Our study has several limitations. First, because we analyzed inpatient data from a single institution, the results were greatly influenced by regional circumstances and hospitalization policies, making it difficult to generalize the results. Second, the drugs that could be used during the epidemic period for each variant were limited and the criteria for drug use also changed, making it difficult to compare the effects of drugs on each variant directly. Additionally, because the characteristics of the patients admitted to the BMC at each time period were significantly different owing to the aforementioned circumstances, it was impossible to match and compare them accurately. Furthermore, since we used a time-based classification method rather than individual test results, some patients might have been infected with a different variant than the one assigned to their time period. Given these potential sources of error and the aforementioned heterogeneity of hospitalized patients across different time periods, caution is warranted when directly applying the observed results of this study to estimate the disease risk or drug effectiveness for each variant.

Nevertheless, this study has several implications.

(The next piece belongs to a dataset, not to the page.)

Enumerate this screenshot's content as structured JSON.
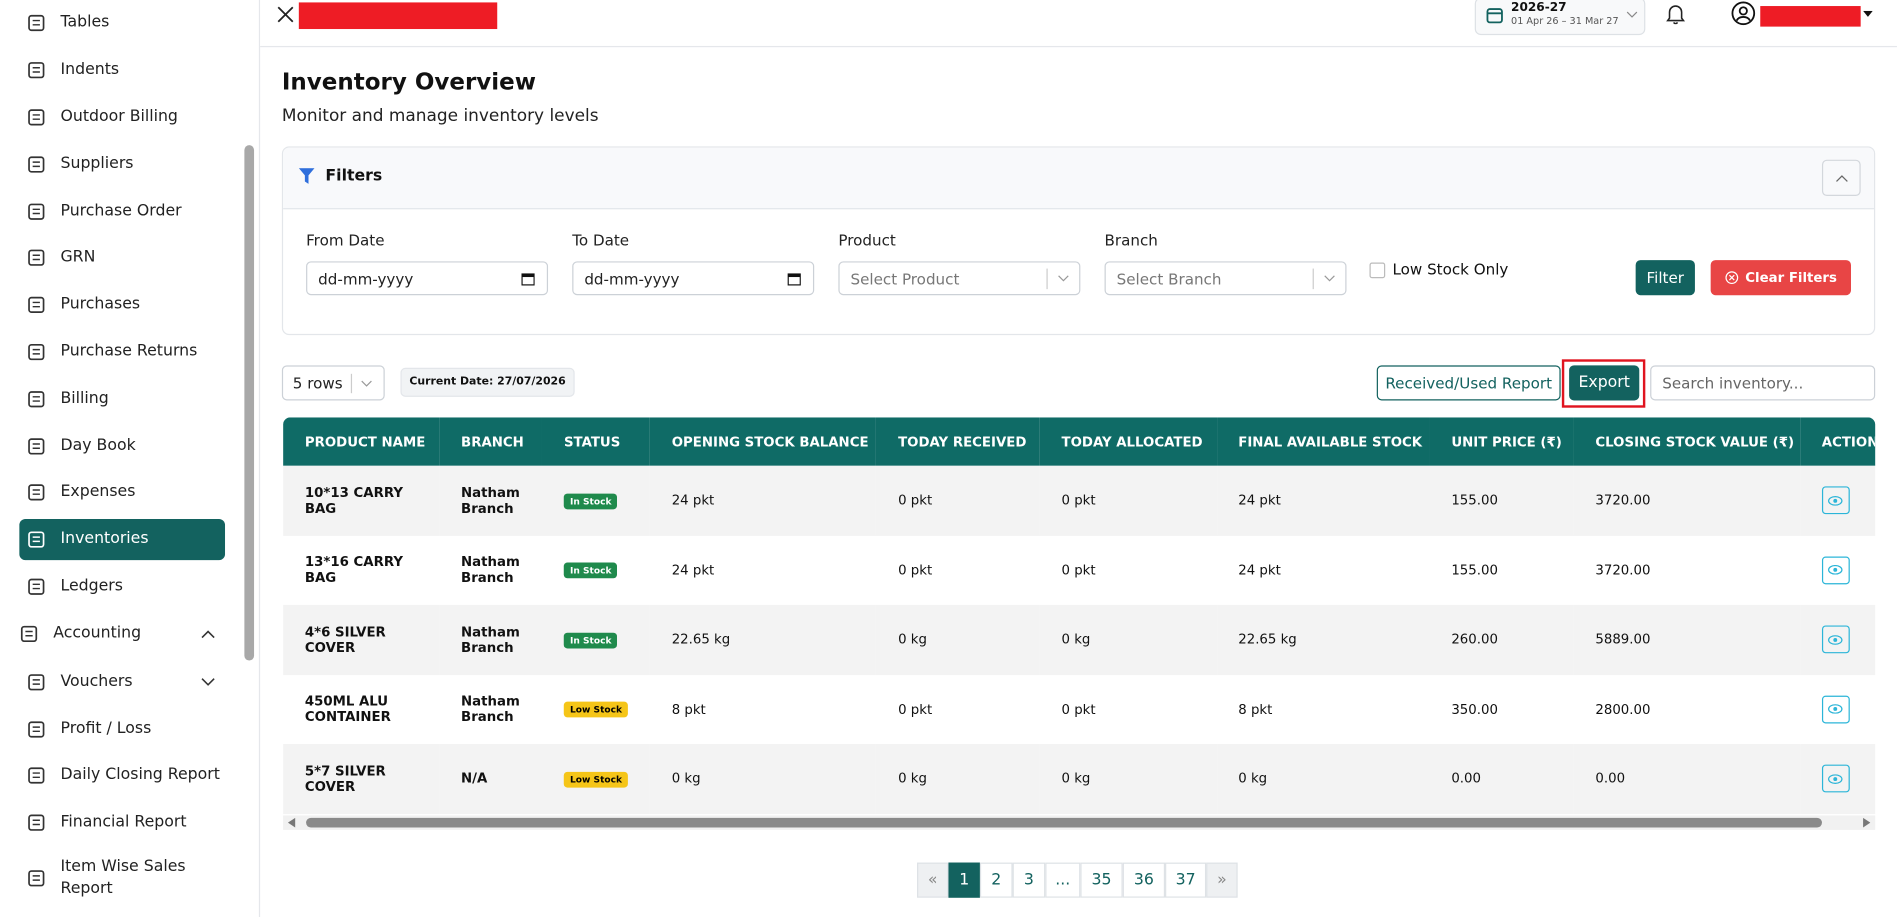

Based on real-world data, we analyzed the actual drug utilization status and clinical outcomes for the period dominated by each variant. In addition, it was possible to measure the impact of changes in drug use standards and hospitalization policies. Generally, the Omicron variant is known to have the lowest risk of progressing to severe disease, but in this study, the Omicron variant showed a higher risk of severe progression following the Delta variant. This is presumed to be due to the policy shift to hospitalize only patients with risk factors for disease progression, as mentioned earlier. Additionally, while other studies have tracked deaths up to post-discharge, this study was only able to observe in-hospital deaths. To compensate for this, transfers to tertiary hospitals due to worsening of the disease were included in the composite outcome. Nevertheless, the overall clinical outcomes may have been underestimated due to missing results, such as deaths among patients treated at home. Moreover, it is presumed that the policy of hospitalizing most confirmed cases in South Korea by the end of 2021 contributed to lowering the rates of severe progression and death, as it allowed for close observation and prompt action. Future studies are needed that use data on patients infected with the same variant virus but treated with different therapeutics, or the same therapeutic used on patients infected with different variant viruses. These studies should compare the real-world effectiveness and side effects of treatments while controlling for confounders through propensity score matching. We also hope that future research will include variant-specific comparisons based on individual test results to enhance the accuracy of the findings.

Conclusion

Regdanvimab was primarily used during the ancestral strain period, regdanvimab plus corticosteroids during the Delta variant period, and remdesivir during the Omicron variant period. The death or disease aggravation rate was highest during the Delta variant period, followed by the Omicron variant and the ancestral strain periods.